Linotype Zapfino family (Linotype library) contains 6 fonts.
Today’s digital font technology has allowed renowned type designer Hermann Zapf to realise a dream he first had more than fifty years ago: to create a fully calligraphic typeface. Zapf began work on Zapfino in 1993, in technical collaboration with David Siegel and Gino Lee, who were responsible for the initial digitization. The initial PostScript and TrueType versions were completed and released by Linotype as a set of six fonts. The current Zapfino ‘megafont’ for Apple Advanced Typography (AAT) and Open Type was built for Linotype Library by Tiro Typeworks.

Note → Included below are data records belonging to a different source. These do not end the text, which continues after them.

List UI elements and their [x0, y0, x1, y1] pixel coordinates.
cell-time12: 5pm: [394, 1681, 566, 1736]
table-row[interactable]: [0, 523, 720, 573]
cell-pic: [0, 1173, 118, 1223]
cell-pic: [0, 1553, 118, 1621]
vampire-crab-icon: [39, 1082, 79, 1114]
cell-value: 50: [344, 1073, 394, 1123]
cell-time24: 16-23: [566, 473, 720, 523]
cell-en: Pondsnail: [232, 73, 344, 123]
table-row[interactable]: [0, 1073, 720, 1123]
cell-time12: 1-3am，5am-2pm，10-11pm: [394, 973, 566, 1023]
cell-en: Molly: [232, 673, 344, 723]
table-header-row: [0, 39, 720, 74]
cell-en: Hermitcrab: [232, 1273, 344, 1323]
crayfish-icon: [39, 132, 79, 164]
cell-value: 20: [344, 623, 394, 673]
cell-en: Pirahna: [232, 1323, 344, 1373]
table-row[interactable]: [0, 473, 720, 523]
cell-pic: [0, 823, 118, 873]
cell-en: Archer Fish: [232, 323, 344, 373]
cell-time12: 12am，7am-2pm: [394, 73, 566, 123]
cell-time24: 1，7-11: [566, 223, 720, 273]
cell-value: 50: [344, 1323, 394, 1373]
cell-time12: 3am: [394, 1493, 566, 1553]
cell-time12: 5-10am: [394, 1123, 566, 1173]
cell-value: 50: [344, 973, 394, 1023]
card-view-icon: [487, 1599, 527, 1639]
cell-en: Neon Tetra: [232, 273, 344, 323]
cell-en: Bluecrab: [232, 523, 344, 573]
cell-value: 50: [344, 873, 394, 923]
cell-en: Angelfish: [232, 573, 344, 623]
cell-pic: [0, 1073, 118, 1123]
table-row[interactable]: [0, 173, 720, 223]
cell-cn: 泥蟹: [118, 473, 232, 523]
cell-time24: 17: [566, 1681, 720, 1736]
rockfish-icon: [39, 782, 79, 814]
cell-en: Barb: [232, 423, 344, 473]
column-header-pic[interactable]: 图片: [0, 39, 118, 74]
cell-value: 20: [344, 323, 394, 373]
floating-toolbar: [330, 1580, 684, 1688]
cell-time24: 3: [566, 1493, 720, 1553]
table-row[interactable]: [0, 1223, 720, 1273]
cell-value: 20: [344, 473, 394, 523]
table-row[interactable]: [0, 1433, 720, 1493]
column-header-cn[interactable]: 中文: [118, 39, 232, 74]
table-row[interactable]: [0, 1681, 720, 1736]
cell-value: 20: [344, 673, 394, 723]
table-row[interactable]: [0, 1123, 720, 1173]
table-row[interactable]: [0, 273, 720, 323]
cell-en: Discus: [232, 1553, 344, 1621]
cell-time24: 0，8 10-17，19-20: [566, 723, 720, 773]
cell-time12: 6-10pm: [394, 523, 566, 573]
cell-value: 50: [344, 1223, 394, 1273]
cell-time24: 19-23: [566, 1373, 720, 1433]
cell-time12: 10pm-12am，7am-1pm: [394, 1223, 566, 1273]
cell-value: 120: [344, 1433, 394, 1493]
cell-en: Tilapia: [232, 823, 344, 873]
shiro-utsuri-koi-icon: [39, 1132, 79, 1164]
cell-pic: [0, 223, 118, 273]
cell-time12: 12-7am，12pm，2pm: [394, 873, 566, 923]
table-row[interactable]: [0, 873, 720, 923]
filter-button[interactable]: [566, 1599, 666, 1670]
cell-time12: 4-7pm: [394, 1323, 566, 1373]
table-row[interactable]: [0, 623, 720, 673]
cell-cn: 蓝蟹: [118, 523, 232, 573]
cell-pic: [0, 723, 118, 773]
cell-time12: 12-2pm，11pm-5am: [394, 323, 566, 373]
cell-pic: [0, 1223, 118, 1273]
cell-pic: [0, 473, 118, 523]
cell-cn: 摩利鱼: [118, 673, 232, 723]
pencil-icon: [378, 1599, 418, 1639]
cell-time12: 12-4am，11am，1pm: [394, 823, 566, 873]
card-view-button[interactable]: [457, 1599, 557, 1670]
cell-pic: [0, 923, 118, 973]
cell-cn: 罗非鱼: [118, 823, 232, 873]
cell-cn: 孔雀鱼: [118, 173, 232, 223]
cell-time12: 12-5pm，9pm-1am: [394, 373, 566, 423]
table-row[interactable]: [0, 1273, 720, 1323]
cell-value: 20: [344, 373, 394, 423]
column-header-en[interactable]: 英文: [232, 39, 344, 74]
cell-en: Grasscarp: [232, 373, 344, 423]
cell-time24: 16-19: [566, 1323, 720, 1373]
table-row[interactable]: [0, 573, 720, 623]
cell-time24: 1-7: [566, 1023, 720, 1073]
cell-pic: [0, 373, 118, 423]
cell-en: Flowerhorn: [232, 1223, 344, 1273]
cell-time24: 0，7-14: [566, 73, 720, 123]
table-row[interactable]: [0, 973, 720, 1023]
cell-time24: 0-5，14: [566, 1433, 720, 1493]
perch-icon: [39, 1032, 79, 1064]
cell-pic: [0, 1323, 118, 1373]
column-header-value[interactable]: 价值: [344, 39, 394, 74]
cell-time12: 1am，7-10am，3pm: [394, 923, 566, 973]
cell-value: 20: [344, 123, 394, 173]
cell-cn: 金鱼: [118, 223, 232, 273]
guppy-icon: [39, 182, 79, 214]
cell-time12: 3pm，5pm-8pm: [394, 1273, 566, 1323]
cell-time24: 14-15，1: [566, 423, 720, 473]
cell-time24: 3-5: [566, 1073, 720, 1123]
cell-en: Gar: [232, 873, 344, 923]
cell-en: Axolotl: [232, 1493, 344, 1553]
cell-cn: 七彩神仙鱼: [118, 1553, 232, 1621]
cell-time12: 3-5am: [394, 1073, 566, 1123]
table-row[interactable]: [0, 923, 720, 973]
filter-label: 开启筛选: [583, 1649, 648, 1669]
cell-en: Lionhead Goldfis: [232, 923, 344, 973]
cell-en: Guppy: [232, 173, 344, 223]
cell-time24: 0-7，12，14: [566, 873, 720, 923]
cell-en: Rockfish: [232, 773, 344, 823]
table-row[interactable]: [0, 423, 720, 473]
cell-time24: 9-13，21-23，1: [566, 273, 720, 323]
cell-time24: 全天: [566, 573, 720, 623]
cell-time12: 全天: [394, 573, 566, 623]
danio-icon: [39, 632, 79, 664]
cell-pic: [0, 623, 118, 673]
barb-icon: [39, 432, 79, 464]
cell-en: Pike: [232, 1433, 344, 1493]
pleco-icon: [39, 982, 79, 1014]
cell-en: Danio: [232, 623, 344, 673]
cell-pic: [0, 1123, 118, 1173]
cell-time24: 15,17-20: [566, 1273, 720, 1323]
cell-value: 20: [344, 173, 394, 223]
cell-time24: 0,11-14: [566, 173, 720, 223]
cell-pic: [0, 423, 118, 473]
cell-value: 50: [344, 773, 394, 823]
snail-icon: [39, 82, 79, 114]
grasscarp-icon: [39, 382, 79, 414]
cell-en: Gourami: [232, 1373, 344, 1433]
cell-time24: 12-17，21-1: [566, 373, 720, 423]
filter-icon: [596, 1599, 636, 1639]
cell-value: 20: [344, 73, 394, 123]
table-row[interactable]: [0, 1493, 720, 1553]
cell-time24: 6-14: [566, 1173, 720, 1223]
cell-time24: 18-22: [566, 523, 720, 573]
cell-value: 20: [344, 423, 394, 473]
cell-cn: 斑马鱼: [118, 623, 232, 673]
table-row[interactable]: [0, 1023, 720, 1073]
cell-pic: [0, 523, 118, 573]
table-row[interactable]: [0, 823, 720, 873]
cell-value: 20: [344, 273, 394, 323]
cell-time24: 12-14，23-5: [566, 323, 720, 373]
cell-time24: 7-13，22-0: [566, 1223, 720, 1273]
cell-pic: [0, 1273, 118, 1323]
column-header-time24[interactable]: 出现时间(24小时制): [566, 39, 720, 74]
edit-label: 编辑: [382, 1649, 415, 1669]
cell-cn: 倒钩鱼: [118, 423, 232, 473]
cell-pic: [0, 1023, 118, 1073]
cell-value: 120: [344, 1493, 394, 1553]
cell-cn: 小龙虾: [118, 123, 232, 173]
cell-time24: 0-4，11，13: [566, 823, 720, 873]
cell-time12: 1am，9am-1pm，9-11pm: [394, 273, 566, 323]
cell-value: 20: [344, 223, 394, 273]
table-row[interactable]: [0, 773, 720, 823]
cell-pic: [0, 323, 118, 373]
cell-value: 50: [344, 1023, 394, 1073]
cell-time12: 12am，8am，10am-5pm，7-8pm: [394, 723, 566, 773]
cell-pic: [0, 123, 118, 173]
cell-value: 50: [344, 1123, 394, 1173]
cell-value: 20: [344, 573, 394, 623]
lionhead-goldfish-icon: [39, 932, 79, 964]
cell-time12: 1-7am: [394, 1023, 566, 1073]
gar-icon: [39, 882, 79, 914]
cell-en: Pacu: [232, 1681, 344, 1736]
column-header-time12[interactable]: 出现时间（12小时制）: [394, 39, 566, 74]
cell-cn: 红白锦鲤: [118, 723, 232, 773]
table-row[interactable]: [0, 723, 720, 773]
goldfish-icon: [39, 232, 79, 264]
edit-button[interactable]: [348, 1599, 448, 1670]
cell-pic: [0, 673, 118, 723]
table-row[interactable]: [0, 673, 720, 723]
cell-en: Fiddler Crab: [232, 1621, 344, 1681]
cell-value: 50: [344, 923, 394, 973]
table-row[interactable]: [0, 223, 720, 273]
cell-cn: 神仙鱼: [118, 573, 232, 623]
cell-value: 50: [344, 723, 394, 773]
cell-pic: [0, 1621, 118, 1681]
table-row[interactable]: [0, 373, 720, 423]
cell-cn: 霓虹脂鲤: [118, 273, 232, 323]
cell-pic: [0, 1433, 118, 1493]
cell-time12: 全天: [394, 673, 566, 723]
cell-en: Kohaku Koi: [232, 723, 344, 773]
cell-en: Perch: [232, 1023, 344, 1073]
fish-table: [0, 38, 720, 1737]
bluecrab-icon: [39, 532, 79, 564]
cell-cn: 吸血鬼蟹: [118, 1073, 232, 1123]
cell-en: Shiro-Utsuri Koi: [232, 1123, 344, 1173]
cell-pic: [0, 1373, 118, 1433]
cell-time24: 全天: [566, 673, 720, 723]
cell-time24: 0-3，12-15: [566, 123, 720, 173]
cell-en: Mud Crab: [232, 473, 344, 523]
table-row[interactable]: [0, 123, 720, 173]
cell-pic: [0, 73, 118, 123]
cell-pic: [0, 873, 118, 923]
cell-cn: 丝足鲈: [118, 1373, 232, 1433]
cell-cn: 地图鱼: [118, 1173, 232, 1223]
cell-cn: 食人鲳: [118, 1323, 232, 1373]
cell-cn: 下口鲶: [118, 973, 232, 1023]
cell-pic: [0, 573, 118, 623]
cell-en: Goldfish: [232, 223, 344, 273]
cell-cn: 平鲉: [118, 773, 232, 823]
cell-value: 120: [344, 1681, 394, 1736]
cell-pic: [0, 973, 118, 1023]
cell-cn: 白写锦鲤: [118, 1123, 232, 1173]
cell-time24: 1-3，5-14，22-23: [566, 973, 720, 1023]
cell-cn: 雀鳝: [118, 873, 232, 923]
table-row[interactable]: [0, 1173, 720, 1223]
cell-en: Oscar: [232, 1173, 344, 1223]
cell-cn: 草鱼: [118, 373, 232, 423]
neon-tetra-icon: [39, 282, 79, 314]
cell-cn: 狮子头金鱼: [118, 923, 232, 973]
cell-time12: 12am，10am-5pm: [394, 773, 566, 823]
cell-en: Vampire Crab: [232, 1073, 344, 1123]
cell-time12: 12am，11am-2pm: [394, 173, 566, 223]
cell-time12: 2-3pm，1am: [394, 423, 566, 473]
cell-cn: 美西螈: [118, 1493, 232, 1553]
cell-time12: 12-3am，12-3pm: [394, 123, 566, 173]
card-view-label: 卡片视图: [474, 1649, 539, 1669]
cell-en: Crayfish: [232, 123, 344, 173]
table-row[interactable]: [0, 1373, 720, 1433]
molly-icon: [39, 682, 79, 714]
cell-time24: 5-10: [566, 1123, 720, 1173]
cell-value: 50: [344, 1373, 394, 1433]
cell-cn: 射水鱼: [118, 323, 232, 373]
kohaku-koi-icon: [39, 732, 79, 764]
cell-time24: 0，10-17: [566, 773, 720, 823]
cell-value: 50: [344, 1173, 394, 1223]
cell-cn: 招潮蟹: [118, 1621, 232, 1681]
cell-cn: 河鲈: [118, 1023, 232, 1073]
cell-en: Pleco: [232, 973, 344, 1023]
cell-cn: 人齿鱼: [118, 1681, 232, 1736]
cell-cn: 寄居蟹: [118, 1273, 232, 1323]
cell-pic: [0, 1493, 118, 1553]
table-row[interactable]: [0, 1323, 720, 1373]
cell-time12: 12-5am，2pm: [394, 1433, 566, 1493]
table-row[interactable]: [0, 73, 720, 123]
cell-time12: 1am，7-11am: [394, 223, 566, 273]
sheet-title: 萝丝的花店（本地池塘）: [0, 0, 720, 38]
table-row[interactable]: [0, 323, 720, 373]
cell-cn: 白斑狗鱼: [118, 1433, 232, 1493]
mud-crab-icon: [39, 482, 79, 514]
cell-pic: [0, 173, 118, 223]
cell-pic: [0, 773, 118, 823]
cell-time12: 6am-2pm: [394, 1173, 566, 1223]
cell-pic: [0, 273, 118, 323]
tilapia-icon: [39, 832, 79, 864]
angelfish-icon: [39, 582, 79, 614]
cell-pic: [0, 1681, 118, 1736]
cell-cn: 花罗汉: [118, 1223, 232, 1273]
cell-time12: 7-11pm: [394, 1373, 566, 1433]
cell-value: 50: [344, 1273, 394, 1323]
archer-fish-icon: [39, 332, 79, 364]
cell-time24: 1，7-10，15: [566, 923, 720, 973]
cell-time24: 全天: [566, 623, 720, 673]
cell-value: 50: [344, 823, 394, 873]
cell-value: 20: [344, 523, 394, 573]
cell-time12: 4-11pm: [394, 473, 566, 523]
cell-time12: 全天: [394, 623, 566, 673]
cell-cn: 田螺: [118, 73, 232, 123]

The new version includes additional diacritic characters for the Latin script languages of Central and Eastern Europe, the Baltic states, and Turkey.
Zapfino consists of four basic alphabets, with many additional stylistic alternates, which can be freely mixed together to emulate the variations in handwritten text. Because of the complexity of the design of Zapfino some tips on its use might be helpful:
1) When it is necessary to set words in all uppercase letters, such as abbreviations in text, use only the basic Zapfino capitals with plenty of letter spacing.
2) The more extravagant swash variants, especially those with long flowing ascenders and descenders, should be used sparingly. They should accentuate and ornament the text, not overpower it.
3) Although every care has been taken to carefully space and kern the Zapfino characters, and most variants can be freely mixed, some combinations of letters inevitably look better than others. Take the time to choose variants that will create pleasing word shapes and, in particular, beware of colliding descenders.
4) Line spacing, or leading, should be generous, to allow room for the many long ascenders and descenders. The longest of these might be best reserved for the first and last line of text, respectively, where they can flow freely into the upper and lower margin.